We want Pr(Y|X) where Y is a question about the world and X all/everything/in toto of what we assume is probative. That’s not what we get usually. But we should! Here’s why. WARNING! If you are having difficulty viewing this post in a email, click the title in the email and view it on the site.
Video
Links: YouTube * Twitter – X * Rumble * Bitchute * Class Page * Jaynes Book * Uncertainty
HOMEWORK: Given below; see end of lecture.
Lecture
This is an excerpt from Chapter 9 of Uncertainty.
The Second Best Model
The goal of modeling should be this: to gather evidence X to make probability statements about propositions Y. Schematically, as in the last Chapter (this is expanded in a practical sense several Sections below):
Pr(Y |X) [eq 1].
Although probability is general and places no restrictions on the nature of the propositions Y, statistics and the physical sciences by custom and as a useful division of labor, but not of philosophy, restricts Y, and much of X, to be observable (contingent). X will contain past observations and other information, including deductions and possibly causal or logical propositions, thought probative of Y. Premise, assumption, or observation as names for X are preferred over variable, because premise and the like are easily seen to be what they are: assumptions. “Variable”, unless one is careful, can led to reification and mistakes in assigning cause. There are no parameters here, nor are there decisions: this model is pure probability. In this section, only the idea behind this approach is given; there are some suggestions about how to go about this at the end of this Chapter, and specific implementations in the next Chapter
Most unfortunately, statistics as practiced is rarely like [eq 1] and is something else entirely. Which is to say, the material that follows is not standard—but should be. Statistics as classically practiced is like this:
$$\mbox{Y} \sim D(\mbox{X},\theta), \mbox{ [eq 2]}$$
where the observable Y is said to be “distributed” according to some probability distribution D, which is a function of premises (usually a smaller set than in [eq 1] X, themselves indexed by parameters $\theta$. Now [eq 2] can be turned into [eq 1] by “integrating out” the uncertainty in the unobservable parameters. The operation is an integration over [eq 2] if $\theta$ is continuous, else it is a sum. In other words, given X, the probability of Y is the value of [eq 2] weighted by the uncertainty in $\theta$. Schematically:
$$\Pr(\mbox{Y} | \mbox{X}) = \sum_i \Pr(\mbox{Y} |\mbox{X},\theta_i)\Pr(\theta = \theta_i|\mbox{X}). \mbox{ [eq 3]}$$
where X “contains” everything we know, including past observations of the proposition of interest and probative observational data, other premises specifying the model, and specifications of new values of the probative data.

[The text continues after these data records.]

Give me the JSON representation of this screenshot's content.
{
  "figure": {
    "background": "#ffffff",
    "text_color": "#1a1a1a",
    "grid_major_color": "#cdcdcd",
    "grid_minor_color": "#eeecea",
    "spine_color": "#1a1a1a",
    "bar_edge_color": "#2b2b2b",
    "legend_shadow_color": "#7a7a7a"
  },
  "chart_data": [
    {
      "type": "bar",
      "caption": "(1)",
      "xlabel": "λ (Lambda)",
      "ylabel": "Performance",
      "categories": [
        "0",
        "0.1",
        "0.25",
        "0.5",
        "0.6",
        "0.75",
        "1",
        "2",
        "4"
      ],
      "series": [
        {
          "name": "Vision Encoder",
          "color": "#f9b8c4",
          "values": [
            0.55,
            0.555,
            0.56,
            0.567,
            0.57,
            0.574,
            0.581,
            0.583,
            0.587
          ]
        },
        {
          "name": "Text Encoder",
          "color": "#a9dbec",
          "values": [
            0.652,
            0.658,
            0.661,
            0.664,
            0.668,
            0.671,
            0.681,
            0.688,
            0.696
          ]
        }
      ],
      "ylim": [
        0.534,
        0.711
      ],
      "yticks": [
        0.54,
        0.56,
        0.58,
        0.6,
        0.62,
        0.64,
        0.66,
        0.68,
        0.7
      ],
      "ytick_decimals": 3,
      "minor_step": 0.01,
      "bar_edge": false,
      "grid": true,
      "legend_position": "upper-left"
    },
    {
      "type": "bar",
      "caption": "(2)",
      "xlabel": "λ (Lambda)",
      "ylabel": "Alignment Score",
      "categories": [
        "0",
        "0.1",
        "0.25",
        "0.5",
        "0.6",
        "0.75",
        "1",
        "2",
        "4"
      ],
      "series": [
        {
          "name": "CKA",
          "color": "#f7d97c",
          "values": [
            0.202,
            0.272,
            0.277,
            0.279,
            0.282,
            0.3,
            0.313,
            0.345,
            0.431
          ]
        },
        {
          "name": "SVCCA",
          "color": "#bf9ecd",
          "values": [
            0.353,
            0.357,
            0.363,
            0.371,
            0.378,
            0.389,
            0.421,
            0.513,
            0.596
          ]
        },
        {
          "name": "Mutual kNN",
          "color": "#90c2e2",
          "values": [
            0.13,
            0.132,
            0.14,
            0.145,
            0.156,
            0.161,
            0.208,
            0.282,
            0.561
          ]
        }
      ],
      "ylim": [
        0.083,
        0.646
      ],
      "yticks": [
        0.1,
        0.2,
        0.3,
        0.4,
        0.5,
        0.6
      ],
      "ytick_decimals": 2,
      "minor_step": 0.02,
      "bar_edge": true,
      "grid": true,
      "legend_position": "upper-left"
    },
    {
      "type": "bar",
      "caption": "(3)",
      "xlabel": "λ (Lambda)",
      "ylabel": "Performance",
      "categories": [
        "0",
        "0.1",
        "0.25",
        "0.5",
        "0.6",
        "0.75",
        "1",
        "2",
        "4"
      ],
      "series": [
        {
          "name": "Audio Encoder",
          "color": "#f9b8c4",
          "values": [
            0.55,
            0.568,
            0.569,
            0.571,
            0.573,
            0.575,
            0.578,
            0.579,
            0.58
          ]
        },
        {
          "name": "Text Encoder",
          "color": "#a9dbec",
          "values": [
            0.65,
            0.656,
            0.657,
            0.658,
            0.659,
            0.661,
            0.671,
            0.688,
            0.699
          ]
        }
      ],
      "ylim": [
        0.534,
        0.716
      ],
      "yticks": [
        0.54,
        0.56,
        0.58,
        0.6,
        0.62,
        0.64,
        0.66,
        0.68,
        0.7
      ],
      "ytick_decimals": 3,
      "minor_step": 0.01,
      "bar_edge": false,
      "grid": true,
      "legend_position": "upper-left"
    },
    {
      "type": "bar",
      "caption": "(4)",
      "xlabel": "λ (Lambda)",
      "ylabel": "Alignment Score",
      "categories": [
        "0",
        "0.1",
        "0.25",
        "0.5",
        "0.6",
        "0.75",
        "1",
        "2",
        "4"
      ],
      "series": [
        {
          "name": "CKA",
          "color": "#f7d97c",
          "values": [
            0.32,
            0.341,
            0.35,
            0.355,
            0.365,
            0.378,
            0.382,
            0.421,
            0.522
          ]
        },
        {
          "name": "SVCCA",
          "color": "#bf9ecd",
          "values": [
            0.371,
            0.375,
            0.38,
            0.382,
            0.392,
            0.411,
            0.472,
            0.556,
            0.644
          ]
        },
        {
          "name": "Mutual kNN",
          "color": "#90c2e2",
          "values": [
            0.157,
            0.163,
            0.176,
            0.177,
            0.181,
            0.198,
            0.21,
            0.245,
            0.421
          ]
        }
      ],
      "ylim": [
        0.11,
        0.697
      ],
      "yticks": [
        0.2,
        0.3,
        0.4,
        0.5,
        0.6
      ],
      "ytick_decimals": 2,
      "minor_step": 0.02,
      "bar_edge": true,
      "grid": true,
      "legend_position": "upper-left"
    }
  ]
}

This is a cartoon equation, which is made specific in individual implementations.
In modeling as commonly practiced, discussion settles on measures and statements about the parameters, about, that is, objects like $\Pr(\mbox{X}|\theta = h)$ in frequentist statistics or like $\Pr(\theta = h|\mbox{X})$ in Bayesian, for some value of the parameter $h$ (this can be a set). The remainder of the equation is forgotten. Because all or most of the math (as is proper) is set aside when communicating results, classical methods make errors in inference hard to spot, and it has led to a ritualized form of statistics. Decisions about Y based on statements about parameters mixes up probability and decision. Even in “non-parametric” statistics, the goal is decision not probability.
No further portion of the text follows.